The first can be used in cases where the timestamp is entirely defined within a single field. The other three allow the date, time, and timezone to be separated into different fields.
There are 3 available options for Date/Time format field:
unix- UNIX Timestamptimestamp- ISO/IEC 9899:2018 strftime for timestamp format representation. It also needs Timestamp and Time zone fields to be defined.datetime- ISO/IEC 9899:2018 strftime for date and time format representation. It also needs Date and/or Time, and Time zone fields to be defined.

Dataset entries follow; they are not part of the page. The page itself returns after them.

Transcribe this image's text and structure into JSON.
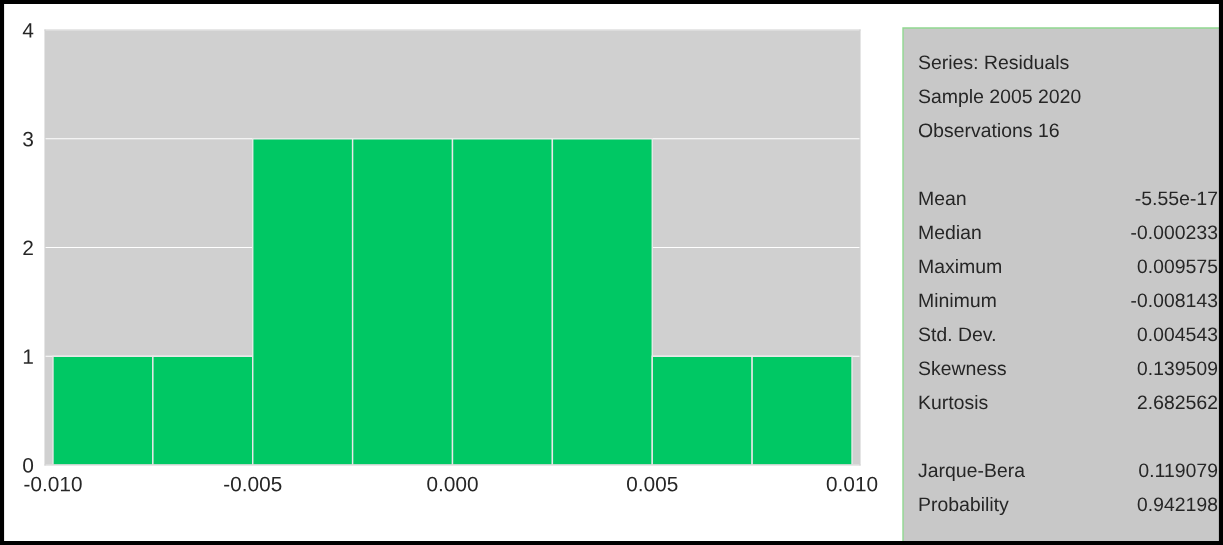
{
  "chart_data": {
    "type": "histogram",
    "bins": [
      -0.01,
      -0.0075,
      -0.005,
      -0.0025,
      0.0,
      0.0025,
      0.005,
      0.0075,
      0.01
    ],
    "values": [
      1,
      1,
      3,
      3,
      3,
      3,
      1,
      1
    ],
    "color": "#00c864",
    "xlim": [
      -0.0102,
      0.0102
    ],
    "xticks": [
      {
        "value": -0.01,
        "label": "-0.010"
      },
      {
        "value": -0.005,
        "label": "-0.005"
      },
      {
        "value": 0.0,
        "label": "0.000"
      },
      {
        "value": 0.005,
        "label": "0.005"
      },
      {
        "value": 0.01,
        "label": "0.010"
      }
    ],
    "ylim": [
      0,
      4
    ],
    "yticks": [
      0,
      1,
      2,
      3,
      4
    ],
    "grid": "y",
    "annotations": [
      "Series: Residuals",
      "Sample 2005 2020",
      "Observations 16",
      "Mean",
      "-5.55e-17",
      "Median",
      "-0.000233",
      "Maximum",
      "0.009575",
      "Minimum",
      "-0.008143",
      "Std. Dev.",
      "0.004543",
      "Skewness",
      "0.139509",
      "Kurtosis",
      "2.682562",
      "Jarque-Bera",
      "0.119079",
      "Probability",
      "0.942198"
    ]
  }
}
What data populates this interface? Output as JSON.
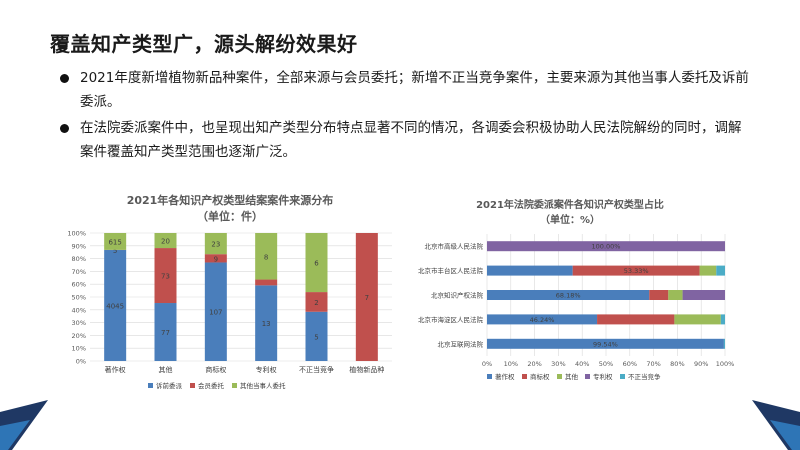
{
  "slide": {
    "title": "覆盖知产类型广，源头解纷效果好",
    "bullets": [
      "2021年度新增植物新品种案件，全部来源与会员委托；新增不正当竞争案件，主要来源为其他当事人委托及诉前委派。",
      "在法院委派案件中，也呈现出知产类型分布特点显著不同的情况，各调委会积极协助人民法院解纷的同时，调解案件覆盖知产类型范围也逐渐广泛。"
    ]
  },
  "colors": {
    "blue": "#4a7ebb",
    "red": "#c0504d",
    "green": "#9bbb59",
    "purple": "#8064a2",
    "cyan": "#4bacc6",
    "grid": "#d9d9d9",
    "navy": "#1f3864",
    "accent": "#2e75b6"
  },
  "chart_data": [
    {
      "type": "bar",
      "stacked": "percent",
      "orientation": "vertical",
      "title": "2021年各知识产权类型结案案件来源分布",
      "subtitle": "（单位：件）",
      "categories": [
        "著作权",
        "其他",
        "商标权",
        "专利权",
        "不正当竞争",
        "植物新品种"
      ],
      "series": [
        {
          "name": "诉前委派",
          "values": [
            4045,
            77,
            107,
            13,
            5,
            0
          ],
          "labels": [
            "4045",
            "77",
            "107",
            "13",
            "5",
            ""
          ]
        },
        {
          "name": "会员委托",
          "values": [
            5,
            73,
            9,
            1,
            2,
            7
          ],
          "labels": [
            "5",
            "73",
            "9",
            "",
            "2",
            "7"
          ]
        },
        {
          "name": "其他当事人委托",
          "values": [
            615,
            20,
            23,
            8,
            6,
            0
          ],
          "labels": [
            "615",
            "20",
            "23",
            "8",
            "6",
            ""
          ]
        }
      ],
      "y_ticks": [
        "0%",
        "10%",
        "20%",
        "30%",
        "40%",
        "50%",
        "60%",
        "70%",
        "80%",
        "90%",
        "100%"
      ],
      "ylim": [
        0,
        100
      ],
      "grid": true,
      "legend": "bottom"
    },
    {
      "type": "bar",
      "stacked": "percent",
      "orientation": "horizontal",
      "title": "2021年法院委派案件各知识产权类型占比",
      "subtitle": "（单位：%）",
      "categories": [
        "北京市高级人民法院",
        "北京市丰台区人民法院",
        "北京知识产权法院",
        "北京市海淀区人民法院",
        "北京互联网法院"
      ],
      "series": [
        {
          "name": "著作权",
          "values": [
            0,
            36.0,
            68.18,
            46.24,
            99.54
          ],
          "labels": [
            "",
            "",
            "68.18%",
            "46.24%",
            "99.54%"
          ]
        },
        {
          "name": "商标权",
          "values": [
            0,
            53.33,
            8.0,
            32.5,
            0.0
          ],
          "labels": [
            "",
            "53.33%",
            "",
            "",
            ""
          ]
        },
        {
          "name": "其他",
          "values": [
            0,
            7.0,
            6.0,
            19.5,
            0.0
          ],
          "labels": [
            "",
            "",
            "",
            "",
            ""
          ]
        },
        {
          "name": "专利权",
          "values": [
            100.0,
            0.0,
            17.82,
            0.0,
            0.0
          ],
          "labels": [
            "100.00%",
            "",
            "",
            "",
            ""
          ]
        },
        {
          "name": "不正当竞争",
          "values": [
            0,
            3.67,
            0.0,
            1.76,
            0.46
          ],
          "labels": [
            "",
            "",
            "",
            "",
            ""
          ]
        }
      ],
      "x_ticks": [
        "0%",
        "10%",
        "20%",
        "30%",
        "40%",
        "50%",
        "60%",
        "70%",
        "80%",
        "90%",
        "100%"
      ],
      "xlim": [
        0,
        100
      ],
      "grid": true,
      "legend": "bottom"
    }
  ]
}
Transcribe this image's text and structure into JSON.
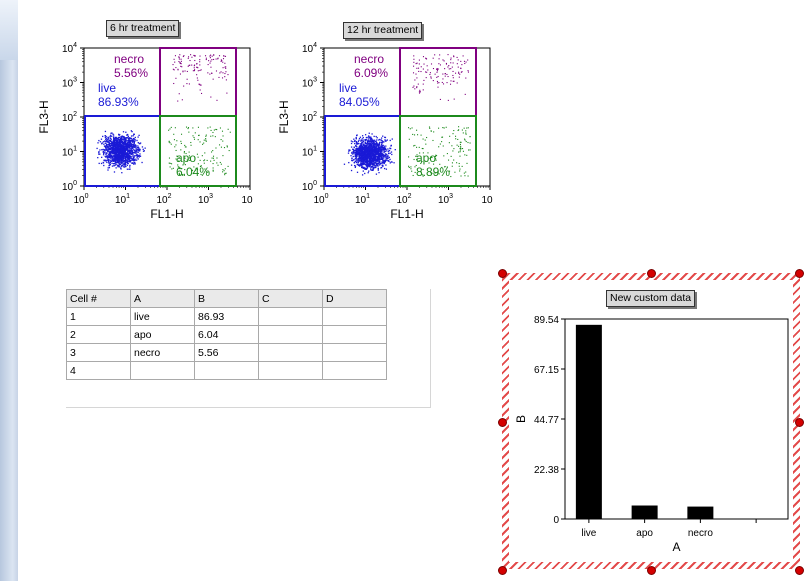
{
  "plots": [
    {
      "title": "6 hr treatment",
      "xlabel": "FL1-H",
      "ylabel": "FL3-H",
      "y_ticks": [
        {
          "base": "10",
          "exp": "4"
        },
        {
          "base": "10",
          "exp": "3"
        },
        {
          "base": "10",
          "exp": "2"
        },
        {
          "base": "10",
          "exp": "1"
        },
        {
          "base": "10",
          "exp": "0"
        }
      ],
      "x_ticks": [
        {
          "base": "10",
          "exp": "0"
        },
        {
          "base": "10",
          "exp": "1"
        },
        {
          "base": "10",
          "exp": "2"
        },
        {
          "base": "10",
          "exp": "3"
        },
        {
          "base": "10",
          "exp": ""
        }
      ],
      "gates": {
        "necro": {
          "name": "necro",
          "pct": "5.56%",
          "color": "#800080"
        },
        "live": {
          "name": "live",
          "pct": "86.93%",
          "color": "#1a1ad6"
        },
        "apo": {
          "name": "apo",
          "pct": "6.04%",
          "color": "#1c8a1c"
        }
      }
    },
    {
      "title": "12 hr treatment",
      "xlabel": "FL1-H",
      "ylabel": "FL3-H",
      "y_ticks": [
        {
          "base": "10",
          "exp": "4"
        },
        {
          "base": "10",
          "exp": "3"
        },
        {
          "base": "10",
          "exp": "2"
        },
        {
          "base": "10",
          "exp": "1"
        },
        {
          "base": "10",
          "exp": "0"
        }
      ],
      "x_ticks": [
        {
          "base": "10",
          "exp": "0"
        },
        {
          "base": "10",
          "exp": "1"
        },
        {
          "base": "10",
          "exp": "2"
        },
        {
          "base": "10",
          "exp": "3"
        },
        {
          "base": "10",
          "exp": ""
        }
      ],
      "gates": {
        "necro": {
          "name": "necro",
          "pct": "6.09%",
          "color": "#800080"
        },
        "live": {
          "name": "live",
          "pct": "84.05%",
          "color": "#1a1ad6"
        },
        "apo": {
          "name": "apo",
          "pct": "8.89%",
          "color": "#1c8a1c"
        }
      }
    }
  ],
  "sheet": {
    "headers": [
      "Cell #",
      "A",
      "B",
      "C",
      "D"
    ],
    "rows": [
      [
        "1",
        "live",
        "86.93",
        "",
        ""
      ],
      [
        "2",
        "apo",
        "6.04",
        "",
        ""
      ],
      [
        "3",
        "necro",
        "5.56",
        "",
        ""
      ],
      [
        "4",
        "",
        "",
        "",
        ""
      ]
    ]
  },
  "custom_chart_tag": "New custom data",
  "chart_data": {
    "type": "bar",
    "title": "",
    "categories": [
      "live",
      "apo",
      "necro",
      ""
    ],
    "values": [
      86.93,
      6.04,
      5.56,
      null
    ],
    "xlabel": "A",
    "ylabel": "B",
    "ylim": [
      0,
      89.54
    ],
    "y_ticks": [
      "89.54",
      "67.15",
      "44.77",
      "22.38",
      "0"
    ],
    "bar_color": "#000000"
  }
}
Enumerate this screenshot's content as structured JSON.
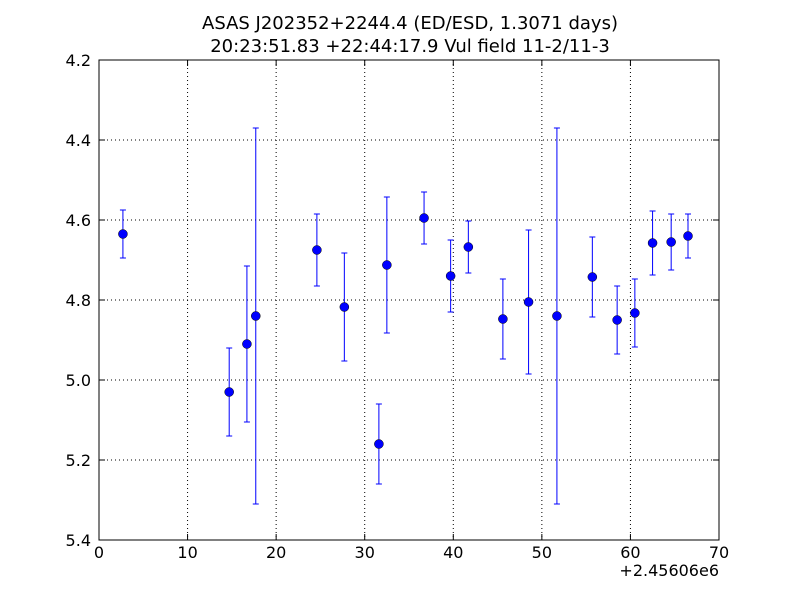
{
  "chart_data": {
    "type": "errorbar",
    "title": "ASAS J202352+2244.4 (ED/ESD, 1.3071 days)",
    "subtitle": "20:23:51.83 +22:44:17.9 Vul field 11-2/11-3",
    "x_offset_label": "+2.45606e6",
    "x": [
      2.7,
      14.7,
      16.7,
      17.7,
      24.6,
      27.7,
      31.6,
      32.5,
      36.7,
      39.7,
      41.7,
      45.6,
      48.5,
      51.7,
      55.7,
      58.5,
      60.5,
      62.5,
      64.6,
      66.5
    ],
    "values": [
      4.635,
      5.03,
      4.91,
      4.84,
      4.675,
      4.8175,
      5.16,
      4.7125,
      4.595,
      4.74,
      4.6675,
      4.8475,
      4.805,
      4.84,
      4.7425,
      4.85,
      4.8325,
      4.6575,
      4.655,
      4.64
    ],
    "errors": [
      0.06,
      0.11,
      0.195,
      0.47,
      0.09,
      0.135,
      0.1,
      0.17,
      0.065,
      0.09,
      0.065,
      0.1,
      0.18,
      0.47,
      0.1,
      0.085,
      0.085,
      0.08,
      0.07,
      0.055
    ],
    "color": "#0000ff",
    "xlim": [
      0,
      70
    ],
    "xticks": [
      0,
      10,
      20,
      30,
      40,
      50,
      60,
      70
    ],
    "ylim": [
      4.2,
      5.4
    ],
    "yticks": [
      4.2,
      4.4,
      4.6,
      4.8,
      {
        "value": 5,
        "label": "5.0"
      },
      5.2,
      5.4
    ],
    "invert_y": true,
    "grid": true
  }
}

Timestamp/Date/Time fields
Timestamp, Date and Time fields define the specific format for the time stamp representation, using the following specifiers:
| Specifier | Description | Example |
|---|---|---|
| %a | Abbreviated weekday name | Sun |
| %A | Full weekday name | Sunday |
| %b | Abbreviated month name | Mar |
| %B | Full month name | March |
| %c | Date and time representation | Sun Aug 19 02:56:02 2012 |
| %d | Day of the month (01-31) | 19 |
| %H | Hour in 24h format (00-23) | 14 |
| %I | Hour in 12h format (01-12) | 05 |
| %j | Day of the year (001-366) | 231 |
| %m | Month as a decimal number (01-12) | 08 |
| %M | Minute (00-59) | 55 |
| %p | AM or PM designation | PM |
| %S | Second (00-61) | 02 |
| %U | Week number with the first Sunday as the first day of week one (00-53) | 33 |
| %w | Weekday as a decimal number with Sunday as 0 (0-6) | 4 |
| %W | Week number with the first Monday as the first day of week one (00-53) | 34 |
| %x | Date representation | 08/19/12 |
| %X | Time representation | 02:50:06 |
| %y | Year, last two digits (00-99) | 01 |
| %Y | Year | 2012 |
| %Z | Timezone name or abbreviation | CDT |
| %z | Timezone positive/negative integer | +0100 |
Examples
Timestamp
11/Sep/2022:06:42:21 +0200
Format
%d/%b/%Y:%H:%M:%S %z
Time zone field
The timezone of the HTTP transactions, formatted like "+0000" or "-0000".